For the dough, mix the yeast and the sugar with the milk in a cup.
In a large ball, whisk the eggs for two minutes with a hand mixer, then add the butter and mix it together. Incorporate the flour into the mixture, then add the milk, yeast and sugar. Roughly mix with a wooden spoon, then start kneading with your hand. Knead for 3-4 minutes. The dough should be smooth. Cover it with a kitchen towel and let it stand for 40 minutes. While it's resting, prepare the filling.
With the amount of ingredients I wrote above, you can use half of the dough for the walnut crescents and the other half for the jam crescents. If you want to prepare only one type, double the measurements. For me, the walnut crescents are the best/real ones!
You don't have to do anything with the jam in advance of filling.
Grate the walnuts in a food processor. I don't have one, so I put them in a plastic bag, and I hit them with a wooden spoon on the kitchen counter for 5 minutes. 
Mix the grated walnuts with the icing sugar, vanilla extract and milk in a saucepan, and cook it for 3 minutes on low heat. Cover it with a lid until the resting period of the dough is finished.

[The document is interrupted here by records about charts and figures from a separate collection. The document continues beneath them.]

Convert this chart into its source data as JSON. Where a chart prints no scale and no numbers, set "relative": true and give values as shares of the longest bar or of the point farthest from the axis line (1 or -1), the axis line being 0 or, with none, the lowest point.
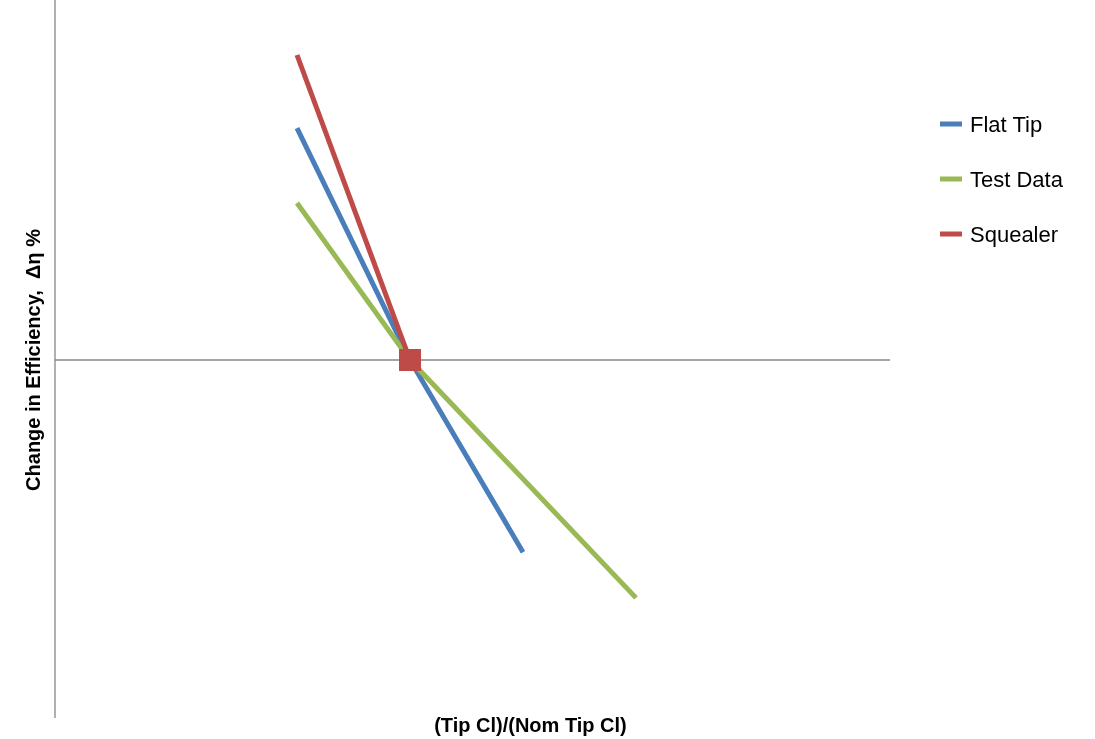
{
  "chart_data": {
    "type": "line",
    "relative": true,
    "annotations": [
      "(Tip Cl)/(Nom Tip Cl)",
      "Change in Efficiency,  Δη %"
    ],
    "legend": "right",
    "categories": [
      null,
      null,
      null,
      null
    ],
    "series": [
      {
        "name": "Flat Tip",
        "color": "#4a7ebb",
        "values": [
          0.76,
          0,
          -0.63,
          null
        ]
      },
      {
        "name": "Test Data",
        "color": "#98b954",
        "values": [
          0.515,
          0,
          null,
          -0.78
        ]
      },
      {
        "name": "Squealer",
        "color": "#be4b48",
        "marker": "square",
        "values": [
          1,
          0,
          null,
          null
        ]
      }
    ]
  }
}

Preheat the oven for 175 degrees. Line parchment paper into two trays. 
Get a bit of the dough - a size of a walnut - and form it into a ball. On a floured surface, roll it into a 8-10 cm wide circle. Put half a tablespoon of filling in the middle. Fold the circle into a half circle, and push together the edges (it should look like a ravioli). Then fold it once again, so one side of the little roll will have a thicker crust (this should be the bottom of the cookie). So basically you just rolled the filling-bump into the flat part. Push the dough well together - use a fork if necessary. Push the ends into little 'tails' and turn them inside, so it will look like a little moon.
When you do it with jam, be very careful not to have any holes on the crescents, otherwise the jam will escape.

Bake them for 10-15 minutes or until golden brown. Roll them in the icing sugar while they are still hot. Serve with cold milk.